With a basic idea in mind I set out to make a deep dish pizza. My previous attempt at a deep dish pizza ended in a spectacularly inedible failure, shown on my FB page, when I attempted to cram way too much Community Supported Agriculture (CSA) farm share spinach into the pizza. But that merely tasted terrible.
My first attempt at a pizza similar to Lou Malnati's Chicago Classic involved grabbing a ball of previously fresh mozzarella out of the freezer. Now, I know that using thawed balls of mozzarella results in a seedy pizza. I've commented here about the phenomenon. However, I didn't heed my own advice. First Big Mistake.

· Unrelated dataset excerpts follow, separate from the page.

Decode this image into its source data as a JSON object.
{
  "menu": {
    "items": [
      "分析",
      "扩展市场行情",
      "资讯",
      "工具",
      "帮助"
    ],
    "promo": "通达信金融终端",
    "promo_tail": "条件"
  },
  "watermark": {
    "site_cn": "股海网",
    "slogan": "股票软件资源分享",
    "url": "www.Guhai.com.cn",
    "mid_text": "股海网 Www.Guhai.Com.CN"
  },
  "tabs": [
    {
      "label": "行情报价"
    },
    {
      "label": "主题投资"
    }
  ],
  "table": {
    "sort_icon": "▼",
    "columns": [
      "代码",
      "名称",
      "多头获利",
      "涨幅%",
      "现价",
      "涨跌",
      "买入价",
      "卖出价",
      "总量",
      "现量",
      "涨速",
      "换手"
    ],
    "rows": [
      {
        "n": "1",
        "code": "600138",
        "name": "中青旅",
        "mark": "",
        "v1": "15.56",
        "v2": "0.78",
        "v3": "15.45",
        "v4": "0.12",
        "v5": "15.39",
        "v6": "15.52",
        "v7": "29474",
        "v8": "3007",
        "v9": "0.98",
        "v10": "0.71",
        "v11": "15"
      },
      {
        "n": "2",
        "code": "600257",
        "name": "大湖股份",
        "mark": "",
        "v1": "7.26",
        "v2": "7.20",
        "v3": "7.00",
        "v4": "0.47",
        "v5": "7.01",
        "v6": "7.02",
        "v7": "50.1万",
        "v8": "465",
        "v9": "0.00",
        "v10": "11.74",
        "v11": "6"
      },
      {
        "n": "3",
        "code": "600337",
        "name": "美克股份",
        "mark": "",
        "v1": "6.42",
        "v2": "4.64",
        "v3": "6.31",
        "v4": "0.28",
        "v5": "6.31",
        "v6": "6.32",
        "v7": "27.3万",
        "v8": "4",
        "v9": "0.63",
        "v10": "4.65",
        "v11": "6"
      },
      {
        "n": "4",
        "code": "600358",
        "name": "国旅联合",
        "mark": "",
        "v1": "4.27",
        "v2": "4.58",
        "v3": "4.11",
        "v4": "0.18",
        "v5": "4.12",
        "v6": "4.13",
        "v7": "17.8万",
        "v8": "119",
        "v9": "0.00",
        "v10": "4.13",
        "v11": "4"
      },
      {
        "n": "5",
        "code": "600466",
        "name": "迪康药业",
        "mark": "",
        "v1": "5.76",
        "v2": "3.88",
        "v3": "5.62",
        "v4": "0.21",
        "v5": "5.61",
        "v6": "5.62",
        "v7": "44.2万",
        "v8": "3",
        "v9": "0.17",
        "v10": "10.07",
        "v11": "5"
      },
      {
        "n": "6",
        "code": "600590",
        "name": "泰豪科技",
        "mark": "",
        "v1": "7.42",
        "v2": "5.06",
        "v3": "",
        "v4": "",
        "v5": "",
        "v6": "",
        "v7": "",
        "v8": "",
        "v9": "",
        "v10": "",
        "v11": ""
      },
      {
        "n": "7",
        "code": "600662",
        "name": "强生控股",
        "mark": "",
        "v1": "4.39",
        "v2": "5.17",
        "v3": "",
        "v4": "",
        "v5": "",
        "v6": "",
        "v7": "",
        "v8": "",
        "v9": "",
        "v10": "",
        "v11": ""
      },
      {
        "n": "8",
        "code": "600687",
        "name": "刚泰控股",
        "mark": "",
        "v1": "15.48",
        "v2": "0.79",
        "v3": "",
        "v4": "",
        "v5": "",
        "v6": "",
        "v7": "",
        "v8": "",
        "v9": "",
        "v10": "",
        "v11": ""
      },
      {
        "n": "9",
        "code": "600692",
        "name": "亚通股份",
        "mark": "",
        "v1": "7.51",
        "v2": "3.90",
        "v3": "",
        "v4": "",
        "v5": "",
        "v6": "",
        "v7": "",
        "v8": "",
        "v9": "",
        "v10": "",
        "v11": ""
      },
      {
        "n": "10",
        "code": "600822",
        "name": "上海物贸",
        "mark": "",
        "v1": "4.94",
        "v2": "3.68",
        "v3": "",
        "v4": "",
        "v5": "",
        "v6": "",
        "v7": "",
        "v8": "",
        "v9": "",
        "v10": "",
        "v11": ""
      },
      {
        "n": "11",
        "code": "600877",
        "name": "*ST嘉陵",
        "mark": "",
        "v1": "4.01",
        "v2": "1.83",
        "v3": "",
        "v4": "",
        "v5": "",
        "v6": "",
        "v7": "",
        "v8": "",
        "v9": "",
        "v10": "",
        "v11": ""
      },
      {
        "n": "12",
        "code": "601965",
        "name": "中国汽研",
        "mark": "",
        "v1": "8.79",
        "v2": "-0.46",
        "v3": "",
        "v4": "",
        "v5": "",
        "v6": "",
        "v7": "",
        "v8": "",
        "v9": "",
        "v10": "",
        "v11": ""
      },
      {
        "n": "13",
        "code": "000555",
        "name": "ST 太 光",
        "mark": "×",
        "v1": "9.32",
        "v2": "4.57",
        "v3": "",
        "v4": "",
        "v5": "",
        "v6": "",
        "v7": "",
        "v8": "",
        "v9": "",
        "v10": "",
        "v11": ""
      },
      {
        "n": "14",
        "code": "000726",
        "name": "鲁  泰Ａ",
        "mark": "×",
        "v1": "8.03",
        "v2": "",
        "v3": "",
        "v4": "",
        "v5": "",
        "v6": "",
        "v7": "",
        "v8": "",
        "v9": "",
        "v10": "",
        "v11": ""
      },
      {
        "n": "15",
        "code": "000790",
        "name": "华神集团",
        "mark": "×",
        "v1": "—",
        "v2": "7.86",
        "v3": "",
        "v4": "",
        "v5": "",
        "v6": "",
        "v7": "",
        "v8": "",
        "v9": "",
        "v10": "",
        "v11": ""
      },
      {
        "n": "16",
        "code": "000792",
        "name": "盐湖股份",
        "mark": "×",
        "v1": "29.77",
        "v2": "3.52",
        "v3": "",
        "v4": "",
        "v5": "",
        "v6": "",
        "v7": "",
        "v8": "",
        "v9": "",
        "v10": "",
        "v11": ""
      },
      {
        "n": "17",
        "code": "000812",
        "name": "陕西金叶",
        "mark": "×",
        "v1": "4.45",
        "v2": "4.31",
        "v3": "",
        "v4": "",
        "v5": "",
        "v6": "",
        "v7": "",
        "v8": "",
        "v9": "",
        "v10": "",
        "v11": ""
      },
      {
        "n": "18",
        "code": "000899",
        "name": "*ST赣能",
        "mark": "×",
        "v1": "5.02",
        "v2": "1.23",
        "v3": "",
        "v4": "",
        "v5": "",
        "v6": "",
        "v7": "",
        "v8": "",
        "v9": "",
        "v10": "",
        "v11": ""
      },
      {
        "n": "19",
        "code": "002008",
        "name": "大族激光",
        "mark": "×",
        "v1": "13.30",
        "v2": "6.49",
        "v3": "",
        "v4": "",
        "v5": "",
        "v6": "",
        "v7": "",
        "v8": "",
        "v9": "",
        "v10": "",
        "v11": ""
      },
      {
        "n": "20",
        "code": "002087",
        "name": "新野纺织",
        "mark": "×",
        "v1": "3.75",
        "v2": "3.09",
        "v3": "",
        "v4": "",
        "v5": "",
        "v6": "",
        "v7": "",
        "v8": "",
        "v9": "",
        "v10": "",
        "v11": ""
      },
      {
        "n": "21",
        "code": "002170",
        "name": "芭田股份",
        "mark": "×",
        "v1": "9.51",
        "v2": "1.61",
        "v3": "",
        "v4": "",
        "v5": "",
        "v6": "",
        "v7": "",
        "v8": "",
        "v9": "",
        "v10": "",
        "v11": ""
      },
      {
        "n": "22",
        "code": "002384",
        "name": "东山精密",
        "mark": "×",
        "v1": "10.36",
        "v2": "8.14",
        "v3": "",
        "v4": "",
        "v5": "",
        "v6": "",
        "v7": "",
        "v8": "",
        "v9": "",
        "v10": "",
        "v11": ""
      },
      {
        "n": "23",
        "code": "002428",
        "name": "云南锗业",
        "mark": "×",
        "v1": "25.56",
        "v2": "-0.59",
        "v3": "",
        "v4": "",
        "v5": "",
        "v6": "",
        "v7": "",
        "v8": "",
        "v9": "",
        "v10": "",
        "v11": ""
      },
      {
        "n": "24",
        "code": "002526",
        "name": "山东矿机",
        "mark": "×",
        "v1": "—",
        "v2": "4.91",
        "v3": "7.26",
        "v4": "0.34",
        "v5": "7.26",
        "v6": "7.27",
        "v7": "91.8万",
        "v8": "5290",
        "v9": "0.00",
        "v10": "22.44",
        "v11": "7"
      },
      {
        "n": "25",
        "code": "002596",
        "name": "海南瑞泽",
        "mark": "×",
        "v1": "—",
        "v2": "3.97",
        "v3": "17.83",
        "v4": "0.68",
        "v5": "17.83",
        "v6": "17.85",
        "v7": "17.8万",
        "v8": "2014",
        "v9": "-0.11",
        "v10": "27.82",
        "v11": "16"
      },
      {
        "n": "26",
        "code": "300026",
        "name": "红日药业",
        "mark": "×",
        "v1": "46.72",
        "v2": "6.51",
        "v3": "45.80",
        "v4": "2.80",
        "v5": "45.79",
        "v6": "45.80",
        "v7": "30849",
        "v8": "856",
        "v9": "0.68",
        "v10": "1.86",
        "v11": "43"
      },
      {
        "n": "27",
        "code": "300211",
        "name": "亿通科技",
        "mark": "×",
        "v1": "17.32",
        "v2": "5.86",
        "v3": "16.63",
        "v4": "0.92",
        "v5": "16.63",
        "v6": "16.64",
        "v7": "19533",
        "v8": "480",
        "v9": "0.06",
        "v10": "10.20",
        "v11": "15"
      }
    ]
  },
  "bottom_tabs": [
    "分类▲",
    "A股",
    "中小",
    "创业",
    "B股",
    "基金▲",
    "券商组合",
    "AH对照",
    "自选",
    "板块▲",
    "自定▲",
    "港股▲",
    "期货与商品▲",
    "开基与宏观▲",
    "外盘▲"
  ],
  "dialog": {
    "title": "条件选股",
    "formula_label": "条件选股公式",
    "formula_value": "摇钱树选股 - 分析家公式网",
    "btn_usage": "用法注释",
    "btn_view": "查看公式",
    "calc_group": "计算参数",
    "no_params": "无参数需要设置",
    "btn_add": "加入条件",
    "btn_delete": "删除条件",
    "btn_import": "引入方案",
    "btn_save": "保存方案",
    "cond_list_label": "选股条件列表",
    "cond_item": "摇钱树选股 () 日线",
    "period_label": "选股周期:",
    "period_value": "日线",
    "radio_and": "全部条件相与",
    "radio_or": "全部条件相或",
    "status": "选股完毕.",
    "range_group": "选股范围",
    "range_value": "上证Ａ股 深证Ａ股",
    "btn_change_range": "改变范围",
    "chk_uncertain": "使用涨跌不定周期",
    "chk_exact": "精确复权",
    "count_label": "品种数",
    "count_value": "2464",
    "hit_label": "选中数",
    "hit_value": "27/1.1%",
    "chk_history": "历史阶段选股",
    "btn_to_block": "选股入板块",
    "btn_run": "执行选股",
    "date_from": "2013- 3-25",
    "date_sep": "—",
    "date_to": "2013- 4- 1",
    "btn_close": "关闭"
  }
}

I also scooped out the crushed tomatoes using a slotted spoon, which meant that the tomatoes were already pretty juicy when they went onto the pizza. You know the heat of the oven is going to denature the proteins in the plant cell walls, causing them to burst and release more fluid--so that was my Second Big Mistake.
With those two mistakes synergizing in my skillet, it's no wonder why it happened. When I pulled the skillet out, the pizza looked great--if a little jiggly. The cheese was browned, the sausage cooked and the crust was crisp--what you want in a pizza.
Then I tried to extricate the pizza, and a tsunami of fluid swarmed out--over the skillet, the counter, the cooling rack, and into the sink [everywhere but where the dogs could reach--they were disappointed]. Thus leading me to the comment.